The first woman in the U.S. Navy

Loretta Perfectus Walsh before her time in the Navy.

The Catalyst / Navy Memorial

Loretta Perfectus Walsh before her time in the Navy.

On March 21, 1917, Loretta Perfectus Walsh was the first American woman to enlist in the Navy that served beyond a nursing capacity. A mandate was passed on March 19, 1917, to allow women to enlist in the Navy. When Walsh heard this news she wasted no time and hastily made her way to enlist.

Walsh was a patriotic woman looking for ways she could further serve her country that she dearly revered. There was a clear solution for Walsh: The answer to this invigorating question was to serve in the Navy.

Initially, Walsh was reportedly not loved or respected by many. In a majority of scenarios, whether it be the workforce, corporate world, or beyond, men were given respect by default. This was especially true in the Navy due to the fact that until 1917 the navy was an entirely male-driven environment. On the contrary, women like Walsh had to work three times as hard to earn the respect that men were given naturally. However, defying social norms, Walsh did prove herself. She became a Chief Officer within a year of her training.

Walsh unfortunately died in war doing what she loved. Walsh served in the army till her death, from age 21 to 29.
Although Walsh is one of many women to accomplish what was deemed impossible feats for women, Walsh’s story adds to the collective impact of Women’s History Month pushing women to progress.
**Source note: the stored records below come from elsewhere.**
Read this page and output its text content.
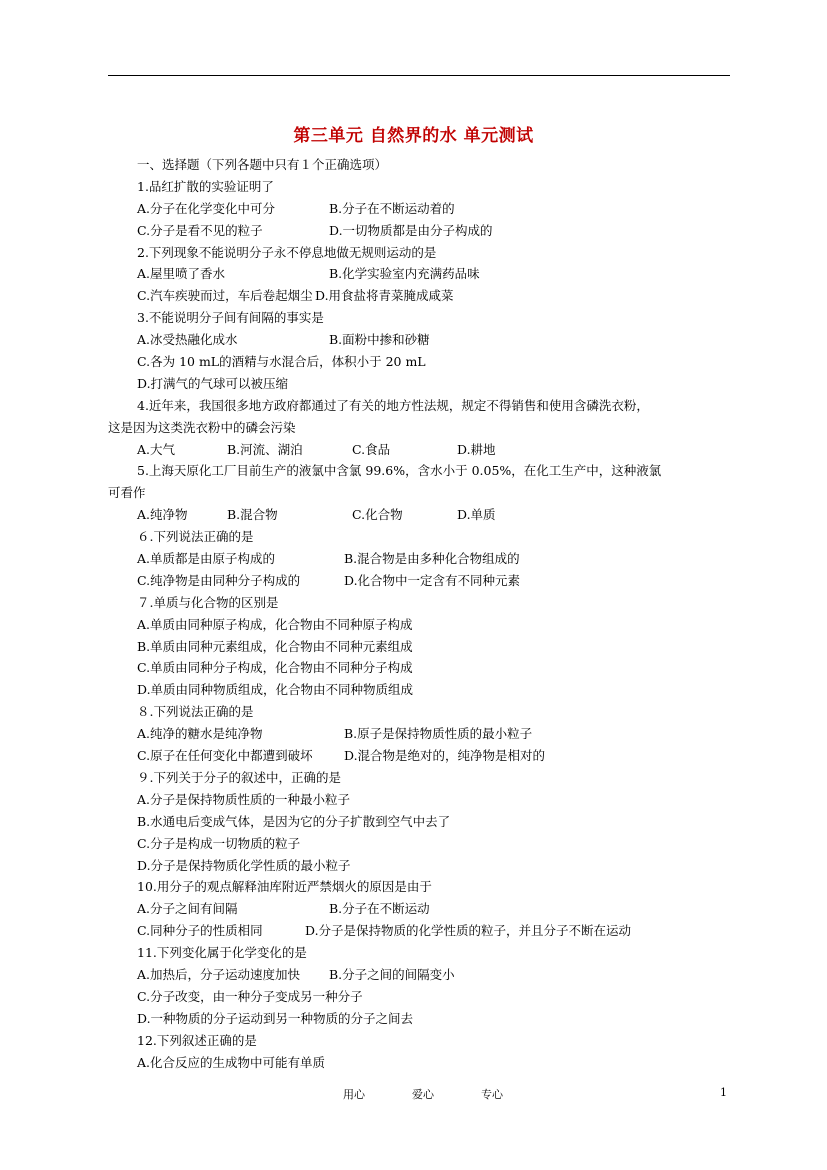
第三单元 自然界的水 单元测试
一、选择题（下列各题中只有１个正确选项）
1.品红扩散的实验证明了
A.分子在化学变化中可分	B.分子在不断运动着的
C.分子是看不见的粒子	D.一切物质都是由分子构成的
2.下列现象不能说明分子永不停息地做无规则运动的是
A.屋里喷了香水	B.化学实验室内充满药品味
C.汽车疾驶而过，车后卷起烟尘 D.用食盐将青菜腌成咸菜
3.不能说明分子间有间隔的事实是
A.冰受热融化成水	B.面粉中掺和砂糖
C.各为 10 mL的酒精与水混合后，体积小于 20 mL
D.打满气的气球可以被压缩
4.近年来，我国很多地方政府都通过了有关的地方性法规，规定不得销售和使用含磷洗衣粉，
这是因为这类洗衣粉中的磷会污染
A.大气	B.河流、湖泊	C.食品	D.耕地
5.上海天原化工厂目前生产的液氯中含氯 99.6%，含水小于 0.05%，在化工生产中，这种液氯
可看作
A.纯净物	B.混合物	C.化合物	D.单质
６.下列说法正确的是
A.单质都是由原子构成的	B.混合物是由多种化合物组成的
C.纯净物是由同种分子构成的	D.化合物中一定含有不同种元素
７.单质与化合物的区别是
A.单质由同种原子构成，化合物由不同种原子构成
B.单质由同种元素组成，化合物由不同种元素组成
C.单质由同种分子构成，化合物由不同种分子构成
D.单质由同种物质组成，化合物由不同种物质组成
８.下列说法正确的是
A.纯净的糖水是纯净物	B.原子是保持物质性质的最小粒子
C.原子在任何变化中都遭到破坏	D.混合物是绝对的，纯净物是相对的
９.下列关于分子的叙述中，正确的是
A.分子是保持物质性质的一种最小粒子
B.水通电后变成气体，是因为它的分子扩散到空气中去了
C.分子是构成一切物质的粒子
D.分子是保持物质化学性质的最小粒子
10.用分子的观点解释油库附近严禁烟火的原因是由于
A.分子之间有间隔	B.分子在不断运动
C.同种分子的性质相同	D.分子是保持物质的化学性质的粒子，并且分子不断在运动
11.下列变化属于化学变化的是
A.加热后，分子运动速度加快	B.分子之间的间隔变小
C.分子改变，由一种分子变成另一种分子
D.一种物质的分子运动到另一种物质的分子之间去
12.下列叙述正确的是
A.化合反应的生成物中可能有单质
用心  爱心  专心	1
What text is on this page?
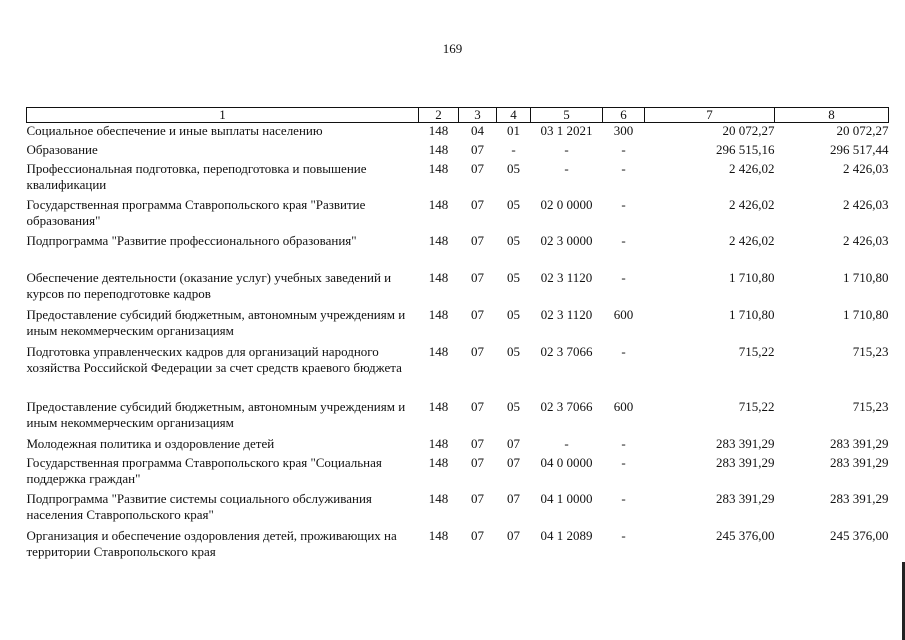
169
1	2	3	4	5	6	7	8
Социальное обеспечение и иные выплаты населению	148	04	01	03 1 2021	300	20 072,27	20 072,27
Образование	148	07	-	-	-	296 515,16	296 517,44
Профессиональная подготовка, переподготовка и повышение квалификации	148	07	05	-	-	2 426,02	2 426,03
Государственная программа Ставропольского края "Развитие образования"	148	07	05	02 0 0000	-	2 426,02	2 426,03
Подпрограмма "Развитие профессионального образования"	148	07	05	02 3 0000	-	2 426,02	2 426,03
Обеспечение деятельности (оказание услуг) учебных заведений и курсов по переподготовке кадров	148	07	05	02 3 1120	-	1 710,80	1 710,80
Предоставление субсидий бюджетным, автономным учреждениям и иным некоммерческим организациям	148	07	05	02 3 1120	600	1 710,80	1 710,80
Подготовка управленческих кадров для организаций народного хозяйства Российской Федерации за счет средств краевого бюджета	148	07	05	02 3 7066	-	715,22	715,23
Предоставление субсидий бюджетным, автономным учреждениям и иным некоммерческим организациям	148	07	05	02 3 7066	600	715,22	715,23
Молодежная политика и оздоровление детей	148	07	07	-	-	283 391,29	283 391,29
Государственная программа Ставропольского края "Социальная поддержка граждан"	148	07	07	04 0 0000	-	283 391,29	283 391,29
Подпрограмма "Развитие системы социального обслуживания населения Ставропольского края"	148	07	07	04 1 0000	-	283 391,29	283 391,29
Организация и обеспечение оздоровления детей, проживающих на территории Ставропольского края	148	07	07	04 1 2089	-	245 376,00	245 376,00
Walsh’s accomplishments inspire other women to achieve their goal and break new boundaries every day.

Women’s History Month is about celebrating the women who have made outstanding strides far from the ordinary, breaking cultural and social barriers. These amazing women are acknowledged in Women’s History Month to empower other women to achieve greatness in their own terms and capacity. This month is not completely about learning women’s strides in history. This month represents more.Women’s History Month is about teaching women by example of other accomplished women in history to be confident in their own skin to take on greater obstacles than yesterday. This month reminds women who they are and where their roots lie.
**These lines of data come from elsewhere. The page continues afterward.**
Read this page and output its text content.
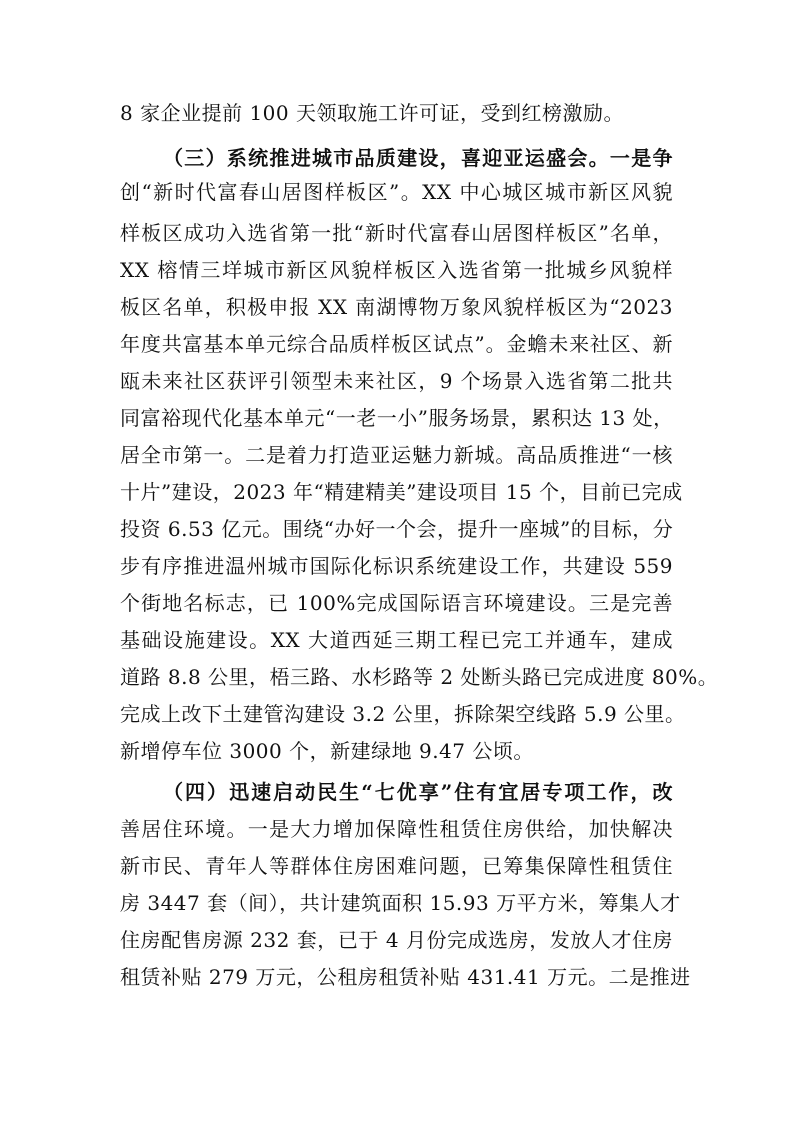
8 家企业提前 100 天领取施工许可证，受到红榜激励。
（三）系统推进城市品质建设，喜迎亚运盛会。一是争
创“新时代富春山居图样板区”。XX 中心城区城市新区风貌
样板区成功入选省第一批“新时代富春山居图样板区”名单，
XX 榕情三垟城市新区风貌样板区入选省第一批城乡风貌样
板区名单，积极申报 XX 南湖博物万象风貌样板区为“2023
年度共富基本单元综合品质样板区试点”。金蟾未来社区、新
瓯未来社区获评引领型未来社区，9 个场景入选省第二批共
同富裕现代化基本单元“一老一小”服务场景，累积达 13 处，
居全市第一。二是着力打造亚运魅力新城。高品质推进“一核
十片”建设，2023 年“精建精美”建设项目 15 个，目前已完成
投资 6.53 亿元。围绕“办好一个会，提升一座城”的目标，分
步有序推进温州城市国际化标识系统建设工作，共建设 559
个街地名标志，已 100%完成国际语言环境建设。三是完善
基础设施建设。XX 大道西延三期工程已完工并通车，建成
道路 8.8 公里，梧三路、水杉路等 2 处断头路已完成进度 80%。
完成上改下土建管沟建设 3.2 公里，拆除架空线路 5.9 公里。
新增停车位 3000 个，新建绿地 9.47 公顷。
（四）迅速启动民生“七优享”住有宜居专项工作，改
善居住环境。一是大力增加保障性租赁住房供给，加快解决
新市民、青年人等群体住房困难问题，已筹集保障性租赁住
房 3447 套（间），共计建筑面积 15.93 万平方米，筹集人才
住房配售房源 232 套，已于 4 月份完成选房，发放人才住房
租赁补贴 279 万元，公租房租赁补贴 431.41 万元。二是推进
In her time, Walsh achieved what seemed impossible and frowned upon by many. Now Walsh is celebrated as the first ever woman in the Navy. With Walsh’s strides, she made women in the Navy yesterday’s impossibilities and today’s ordinary. Without her strides to enlist as a woman in the Navy, it is a possibility that it might not have ever been done.

For society to proceed with its time, taboo has to be demolished and new social norms must be created. Walsh demolished the taboo of women being incapable of strength whether it be physically or mentally. Women in the 1900’s were expected to remain home, bear children, cook meals, look pretty, and clean. Walsh envisioned more, society’s taboo remained in hindsight for her.

Walsh pushed the women of her time out of their comfort zones by showing others what women were capable of; She inspired women to do what they thought was impossible. Loretta Perfectus Walsh taught women that anything is possible with passion, power, and determination.